If in all ideology men and their circumstances appear upside-down as in a camera obscura, this phenomenon arises just as much from their historical life-process as the inversion of objects on the retina does from their physical life-process.

Friday, July 17, 2009

Mythical races

Today I was screwing around on Facebook and took a "what kind of dog are you?" quiz. I was pretty disappointed to get Welsh Corgie, but then my wife, trying to best me, got the same. Whatever breed I would have picked for her, my first pick would have been "not the same as me," because our attitudes appear to both of us to be pretty dissimilar. Apparently not.

Unrelatedly, if that is a legitimate adverb, I was thinking about Lord of the Rings while doing the dishes and what nonhuman race I would be. And then I was struck by how the idea of "race" is so powerfully represented as a real category in LotR. Different "races" share a cognitive spectrum, like all humans do, but have exaggeratedly different phenotypes and, probably because Middle Earth has pre-modern technologies, are essentially monocultures. (I don't know if elves, humans, dwarves, hobbits, etc. can interbreed--I am applying my D&D knowledge to surmise it is possible but for sociohistorical reasons infrequent).

Now, asking what breed of dog I am most like is a fairly innocent question. True, it reifies "breeds" that are historically constructed and which contain individuals of widely varying personalities and temperaments, but since there is almost certailny going to be a gap between the subject's self-image and his/her projected breed, I think the experiment tends to challenge those borders as much as it uses them.

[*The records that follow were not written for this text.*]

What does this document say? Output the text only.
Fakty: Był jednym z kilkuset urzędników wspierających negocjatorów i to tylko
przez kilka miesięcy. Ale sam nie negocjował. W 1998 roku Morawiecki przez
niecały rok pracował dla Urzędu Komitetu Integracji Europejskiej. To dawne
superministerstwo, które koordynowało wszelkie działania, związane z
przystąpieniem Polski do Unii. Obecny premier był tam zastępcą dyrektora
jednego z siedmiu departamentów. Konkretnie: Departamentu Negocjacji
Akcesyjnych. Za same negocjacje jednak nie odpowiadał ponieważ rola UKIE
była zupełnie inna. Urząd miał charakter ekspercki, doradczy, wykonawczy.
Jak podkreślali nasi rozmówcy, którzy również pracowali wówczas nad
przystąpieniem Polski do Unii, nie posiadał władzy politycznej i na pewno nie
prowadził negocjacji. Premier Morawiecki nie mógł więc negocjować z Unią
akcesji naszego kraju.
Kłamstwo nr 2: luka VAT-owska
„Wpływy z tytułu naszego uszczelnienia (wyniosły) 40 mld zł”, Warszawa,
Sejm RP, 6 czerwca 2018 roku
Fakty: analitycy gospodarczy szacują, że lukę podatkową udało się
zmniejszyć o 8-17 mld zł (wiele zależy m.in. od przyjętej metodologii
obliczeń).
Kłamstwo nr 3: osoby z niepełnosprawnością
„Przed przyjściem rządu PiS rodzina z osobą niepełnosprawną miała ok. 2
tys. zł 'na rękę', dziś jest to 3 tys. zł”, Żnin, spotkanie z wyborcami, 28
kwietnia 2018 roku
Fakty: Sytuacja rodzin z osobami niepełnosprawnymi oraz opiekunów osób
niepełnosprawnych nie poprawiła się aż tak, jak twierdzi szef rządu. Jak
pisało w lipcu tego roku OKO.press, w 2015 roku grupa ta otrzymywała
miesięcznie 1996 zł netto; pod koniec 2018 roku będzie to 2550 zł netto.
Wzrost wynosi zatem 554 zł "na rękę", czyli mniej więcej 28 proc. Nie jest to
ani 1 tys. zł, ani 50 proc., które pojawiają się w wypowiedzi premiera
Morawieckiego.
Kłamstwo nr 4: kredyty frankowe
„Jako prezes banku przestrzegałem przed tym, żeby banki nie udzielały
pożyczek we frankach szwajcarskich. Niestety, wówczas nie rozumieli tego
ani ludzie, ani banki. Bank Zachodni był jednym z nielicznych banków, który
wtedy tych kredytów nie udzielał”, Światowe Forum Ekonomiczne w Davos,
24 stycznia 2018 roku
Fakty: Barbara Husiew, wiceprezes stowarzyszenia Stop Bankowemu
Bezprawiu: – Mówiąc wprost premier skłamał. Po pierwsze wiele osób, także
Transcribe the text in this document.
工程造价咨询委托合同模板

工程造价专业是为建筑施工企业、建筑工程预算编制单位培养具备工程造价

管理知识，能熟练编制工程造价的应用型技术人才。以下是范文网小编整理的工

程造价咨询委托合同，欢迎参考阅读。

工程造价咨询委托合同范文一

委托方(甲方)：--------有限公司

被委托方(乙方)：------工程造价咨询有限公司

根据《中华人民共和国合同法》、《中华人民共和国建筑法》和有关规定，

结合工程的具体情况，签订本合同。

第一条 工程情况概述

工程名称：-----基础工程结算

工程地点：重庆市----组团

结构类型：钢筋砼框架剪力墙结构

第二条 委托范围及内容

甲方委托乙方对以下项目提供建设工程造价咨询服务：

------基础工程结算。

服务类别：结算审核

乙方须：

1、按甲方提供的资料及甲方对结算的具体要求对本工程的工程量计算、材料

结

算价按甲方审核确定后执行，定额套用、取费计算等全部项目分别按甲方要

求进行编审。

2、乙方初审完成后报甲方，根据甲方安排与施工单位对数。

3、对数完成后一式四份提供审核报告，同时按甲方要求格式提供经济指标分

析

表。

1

Asking what mythic race one would be strikes me as a little less innocent. Not only do I think race is a more vicious myth than breed, I would go so far as to say that racialist discourse has done more harm to animals than breed. Middle Earth presents race as it appears in the racialist imaginary. But the question might then be a way to move around racialist thinking: to imagine oneself in formally different positions vis-a-vis anthronormativity without the sticky history of stereotypes bogging down the imagination. I don't know. If anyone reading this is nerdy enough to talk Tolkien racialism I'd love some feedback.